Images by Wikimedia Commons, Tero Vesalainen and QuinceMedia

It’s being reported as “a big win for transgender teens today in Australia,” but we should be concerned that those who identify as transgender and are under eighteen no longer need a Family Court order to be able to undergo Hormone Replacement Therapy (HRT).

According to activists, Australia is the only country in the world which requires this law, and that makes it sound like Australia is a horrible anti-trans rights country. Of course, things aren’t perfect, but have these same people purposely ignored the seventy-six countries in which LGBT+ individuals expressing themselves is considered illegal? How many of these countries that put gay and lesbian people to death also barely treat their transgendered citizens as human?

Prior to this “landmark” decision, trans teenagers required authorization from the Family Court before they could start taking estrogen or testosterone, under Stage 2 hormone treatment. It does sound a bit ridiculous that underage youth who identify as transgender previously had to go to court. However, it’s not like the decision to undertake HRT is one that should be taken lightly, especially for those who are considered too young by the law to be able to vote, drink alcohol, smoke cigarettes, and in some cases even get their Learner’s Permit and drive a car. It’s not like hormone replacement is a simple, easy thing, that one can decide on a whim, despite what those on Tumblr might tell you. Once you start HRT, and eventually have bottom-down surgery, there is no going back. When it is illegal for these same teenagers to drink, drive and vote, why is it seemingly so simple for them to make non-reversible changes to their bodies?
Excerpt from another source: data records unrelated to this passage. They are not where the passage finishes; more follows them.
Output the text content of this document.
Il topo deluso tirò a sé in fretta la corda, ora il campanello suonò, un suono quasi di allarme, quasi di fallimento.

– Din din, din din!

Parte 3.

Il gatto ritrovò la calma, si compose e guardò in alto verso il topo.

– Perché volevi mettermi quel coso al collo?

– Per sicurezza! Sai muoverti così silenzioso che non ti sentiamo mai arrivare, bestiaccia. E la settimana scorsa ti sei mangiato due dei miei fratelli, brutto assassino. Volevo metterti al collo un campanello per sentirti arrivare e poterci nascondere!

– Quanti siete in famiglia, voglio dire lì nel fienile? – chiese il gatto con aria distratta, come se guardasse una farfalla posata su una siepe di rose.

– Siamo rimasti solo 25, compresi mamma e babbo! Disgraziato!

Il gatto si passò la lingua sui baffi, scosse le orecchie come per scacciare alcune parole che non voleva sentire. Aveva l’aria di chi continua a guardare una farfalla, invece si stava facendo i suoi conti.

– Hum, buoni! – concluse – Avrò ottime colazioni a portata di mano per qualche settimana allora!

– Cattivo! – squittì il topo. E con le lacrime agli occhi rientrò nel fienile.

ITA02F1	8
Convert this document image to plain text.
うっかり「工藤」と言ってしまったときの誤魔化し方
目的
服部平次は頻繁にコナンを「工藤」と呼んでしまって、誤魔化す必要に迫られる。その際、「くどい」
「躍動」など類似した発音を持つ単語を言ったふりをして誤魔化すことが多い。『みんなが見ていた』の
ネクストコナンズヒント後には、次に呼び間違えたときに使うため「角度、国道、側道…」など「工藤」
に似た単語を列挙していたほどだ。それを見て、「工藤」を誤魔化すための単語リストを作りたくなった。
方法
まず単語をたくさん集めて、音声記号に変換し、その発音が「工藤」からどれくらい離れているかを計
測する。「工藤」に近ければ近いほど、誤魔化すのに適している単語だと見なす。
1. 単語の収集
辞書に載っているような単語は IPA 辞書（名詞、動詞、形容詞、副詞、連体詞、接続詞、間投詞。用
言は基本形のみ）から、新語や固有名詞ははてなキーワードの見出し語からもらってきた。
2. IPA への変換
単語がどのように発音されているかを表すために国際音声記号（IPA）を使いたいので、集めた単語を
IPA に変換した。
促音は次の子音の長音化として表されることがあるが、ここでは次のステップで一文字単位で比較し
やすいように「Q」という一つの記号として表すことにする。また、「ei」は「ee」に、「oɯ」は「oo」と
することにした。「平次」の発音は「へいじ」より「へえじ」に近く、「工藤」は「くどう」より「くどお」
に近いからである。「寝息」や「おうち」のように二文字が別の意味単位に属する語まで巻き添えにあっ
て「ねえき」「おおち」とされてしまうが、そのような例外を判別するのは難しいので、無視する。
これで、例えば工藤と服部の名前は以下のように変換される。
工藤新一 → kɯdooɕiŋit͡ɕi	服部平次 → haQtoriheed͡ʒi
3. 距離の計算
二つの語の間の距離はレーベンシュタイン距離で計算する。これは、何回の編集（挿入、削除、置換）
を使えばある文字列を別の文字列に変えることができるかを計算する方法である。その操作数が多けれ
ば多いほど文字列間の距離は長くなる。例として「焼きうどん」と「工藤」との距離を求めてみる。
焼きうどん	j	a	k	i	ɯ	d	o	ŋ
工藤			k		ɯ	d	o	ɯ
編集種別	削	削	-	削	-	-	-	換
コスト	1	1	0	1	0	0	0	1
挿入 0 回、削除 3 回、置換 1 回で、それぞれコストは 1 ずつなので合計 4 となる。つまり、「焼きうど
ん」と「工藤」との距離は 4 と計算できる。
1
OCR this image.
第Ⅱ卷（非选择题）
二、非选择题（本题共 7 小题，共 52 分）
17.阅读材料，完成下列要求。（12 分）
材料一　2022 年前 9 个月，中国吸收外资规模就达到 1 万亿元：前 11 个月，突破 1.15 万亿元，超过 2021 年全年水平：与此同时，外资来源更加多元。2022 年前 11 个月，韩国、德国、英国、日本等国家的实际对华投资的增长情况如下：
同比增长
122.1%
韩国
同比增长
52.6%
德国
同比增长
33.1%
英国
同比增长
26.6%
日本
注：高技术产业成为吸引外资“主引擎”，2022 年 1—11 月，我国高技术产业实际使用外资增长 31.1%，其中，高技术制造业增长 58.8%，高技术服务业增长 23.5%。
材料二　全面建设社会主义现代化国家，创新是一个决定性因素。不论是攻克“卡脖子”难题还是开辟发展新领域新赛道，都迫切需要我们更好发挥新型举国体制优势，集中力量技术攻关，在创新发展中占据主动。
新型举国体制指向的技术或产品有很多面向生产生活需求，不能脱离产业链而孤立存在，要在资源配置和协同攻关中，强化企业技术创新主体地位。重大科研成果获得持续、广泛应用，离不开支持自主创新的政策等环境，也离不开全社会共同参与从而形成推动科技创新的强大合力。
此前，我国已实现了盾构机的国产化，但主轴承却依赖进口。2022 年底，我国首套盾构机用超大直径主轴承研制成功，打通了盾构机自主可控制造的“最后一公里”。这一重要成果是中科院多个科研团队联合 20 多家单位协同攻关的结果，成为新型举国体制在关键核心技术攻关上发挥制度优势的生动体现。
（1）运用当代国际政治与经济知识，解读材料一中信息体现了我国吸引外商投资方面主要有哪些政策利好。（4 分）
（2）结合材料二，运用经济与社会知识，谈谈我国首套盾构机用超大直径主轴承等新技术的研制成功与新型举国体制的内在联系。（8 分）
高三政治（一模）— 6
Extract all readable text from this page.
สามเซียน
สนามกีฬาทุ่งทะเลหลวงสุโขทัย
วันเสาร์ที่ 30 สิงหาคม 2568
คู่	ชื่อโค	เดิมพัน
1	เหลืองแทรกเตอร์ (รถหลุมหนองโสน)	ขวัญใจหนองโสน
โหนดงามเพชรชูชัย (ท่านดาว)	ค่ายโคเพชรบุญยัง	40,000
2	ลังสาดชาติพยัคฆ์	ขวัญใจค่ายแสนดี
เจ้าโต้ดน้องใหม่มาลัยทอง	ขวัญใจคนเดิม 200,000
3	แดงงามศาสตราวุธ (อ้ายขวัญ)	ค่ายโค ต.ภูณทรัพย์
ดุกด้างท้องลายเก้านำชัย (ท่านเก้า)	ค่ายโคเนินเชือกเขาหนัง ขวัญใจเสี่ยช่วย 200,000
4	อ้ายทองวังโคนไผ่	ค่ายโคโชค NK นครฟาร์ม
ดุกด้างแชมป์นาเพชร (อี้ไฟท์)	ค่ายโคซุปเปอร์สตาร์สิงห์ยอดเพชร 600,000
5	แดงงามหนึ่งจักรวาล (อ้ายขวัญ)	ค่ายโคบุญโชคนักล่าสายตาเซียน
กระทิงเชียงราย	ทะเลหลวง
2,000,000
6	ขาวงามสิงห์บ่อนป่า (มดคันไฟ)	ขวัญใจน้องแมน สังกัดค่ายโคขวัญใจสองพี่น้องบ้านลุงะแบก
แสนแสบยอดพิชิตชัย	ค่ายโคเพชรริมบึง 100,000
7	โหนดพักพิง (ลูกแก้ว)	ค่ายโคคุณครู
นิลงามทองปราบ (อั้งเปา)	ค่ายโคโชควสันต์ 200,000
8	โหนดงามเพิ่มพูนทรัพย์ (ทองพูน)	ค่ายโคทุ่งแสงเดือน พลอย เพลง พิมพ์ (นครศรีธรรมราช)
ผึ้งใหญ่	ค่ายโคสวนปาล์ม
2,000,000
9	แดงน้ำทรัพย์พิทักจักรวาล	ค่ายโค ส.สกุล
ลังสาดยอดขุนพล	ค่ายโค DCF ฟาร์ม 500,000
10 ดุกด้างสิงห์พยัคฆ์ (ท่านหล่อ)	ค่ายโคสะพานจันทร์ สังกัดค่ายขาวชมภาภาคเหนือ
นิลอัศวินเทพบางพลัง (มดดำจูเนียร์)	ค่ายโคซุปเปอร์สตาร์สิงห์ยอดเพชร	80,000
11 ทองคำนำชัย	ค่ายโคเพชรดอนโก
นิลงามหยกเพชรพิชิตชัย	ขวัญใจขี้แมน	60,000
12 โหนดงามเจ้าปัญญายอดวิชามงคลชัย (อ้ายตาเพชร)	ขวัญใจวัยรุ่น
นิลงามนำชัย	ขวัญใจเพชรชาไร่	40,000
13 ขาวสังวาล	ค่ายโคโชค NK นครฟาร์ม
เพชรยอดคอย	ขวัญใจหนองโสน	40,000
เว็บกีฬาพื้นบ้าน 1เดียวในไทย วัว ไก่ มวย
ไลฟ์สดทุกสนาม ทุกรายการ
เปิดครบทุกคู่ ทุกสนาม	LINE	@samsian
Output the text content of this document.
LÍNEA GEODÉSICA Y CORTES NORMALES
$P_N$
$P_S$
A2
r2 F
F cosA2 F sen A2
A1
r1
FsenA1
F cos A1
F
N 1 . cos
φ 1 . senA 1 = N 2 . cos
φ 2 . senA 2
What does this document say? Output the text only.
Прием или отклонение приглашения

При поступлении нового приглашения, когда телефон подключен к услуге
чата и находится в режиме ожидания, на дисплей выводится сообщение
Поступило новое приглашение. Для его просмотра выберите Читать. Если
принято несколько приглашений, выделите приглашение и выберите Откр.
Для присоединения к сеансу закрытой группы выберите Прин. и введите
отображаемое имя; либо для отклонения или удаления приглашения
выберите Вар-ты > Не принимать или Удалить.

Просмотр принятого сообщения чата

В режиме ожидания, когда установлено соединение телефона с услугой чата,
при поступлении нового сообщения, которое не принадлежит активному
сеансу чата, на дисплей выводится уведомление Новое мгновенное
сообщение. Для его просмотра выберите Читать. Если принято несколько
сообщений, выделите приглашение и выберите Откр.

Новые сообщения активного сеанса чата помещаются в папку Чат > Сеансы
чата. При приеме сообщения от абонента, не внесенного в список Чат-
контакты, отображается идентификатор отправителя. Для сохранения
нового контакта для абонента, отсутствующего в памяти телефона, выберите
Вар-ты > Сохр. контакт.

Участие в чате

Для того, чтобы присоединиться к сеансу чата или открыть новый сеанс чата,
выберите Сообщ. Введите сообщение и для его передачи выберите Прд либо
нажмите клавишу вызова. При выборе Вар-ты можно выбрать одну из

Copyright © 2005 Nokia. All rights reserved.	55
While this change in law seems to be removing “red tape” and layers of bureaucracy, it does seem to leave us with a bunch of new questions. It really should be a simple process. As long as the youth has parental/guardianship permission and their doctor can show proof of dysphoria over a lengthy period of time, then why should they not be allowed to begin taking HRT? And, yes, one does need to have gender dysphoria to be transgender. If the teenager later regrets it, then that is their issue, and mental health services should be equipped to deal with this. The problem lies with this: What if trans activists are attempting to make it as easy to begin taking HRT as it is to purchase Panadol? Because that helps nobody.

Many activists are saying it should be easier for trans teenagers to begin transitioning because it will help with their crippling dysphoria and increased mental illness. This is incorrect. The best way to deal with teenagers who are diagnosed with gender dysphoria is to improve mental health services around the country. If a teenager is already suffering from mental illness—whether that be depression, anxiety, OCD—then allowing that teenager to transition will only half-solve the issue. What happens to a trans youth who discovers that transitioning didn’t magically cure their severe depression? If curing severe depression was as easy as taking a bout of Hormone Replacement Therapy, counselors, psychologists and psychiatrists would’ve already been out of business. This is the same for anyone with depression or another mental illness, transgender or not.

Attempting to make the laws easier for transgendered teenagers to transition is a Band-Aid solution.  Considering gender reassignment is a huge commitment and irreversible, we have to make sure teenagers are mature enough to understand this. If we expect the same of our teenagers to vote in parliamentary elections, consume alcohol, drive a car and other similarly important happenings, then why is it considered a-ok for our youth to change who they are…for life? We’ve got to consider the ramifications of changing the whole biological make-up of a teenager who is generally already vulnerable in the first place. It’s not as simple as “I identify as [insert gender] and that’s that”. Regardless of your gender identity, your body will still betray you and still sees you as your “assigned gender”, and changes to this may prove difficult for a vulnerable teenager.

Instead of making it easier and easier for transgender teenagers to irreversibly change their body, we’ve got to make sure we’re actually helping them. Gender dysphoria is not a simple problem that can be fixed with a cocktail of drugs: We’ve got to make sure of both mental and physical health to ensure a smooth, healthy transition. Otherwise, trans youth could be worse off than ever.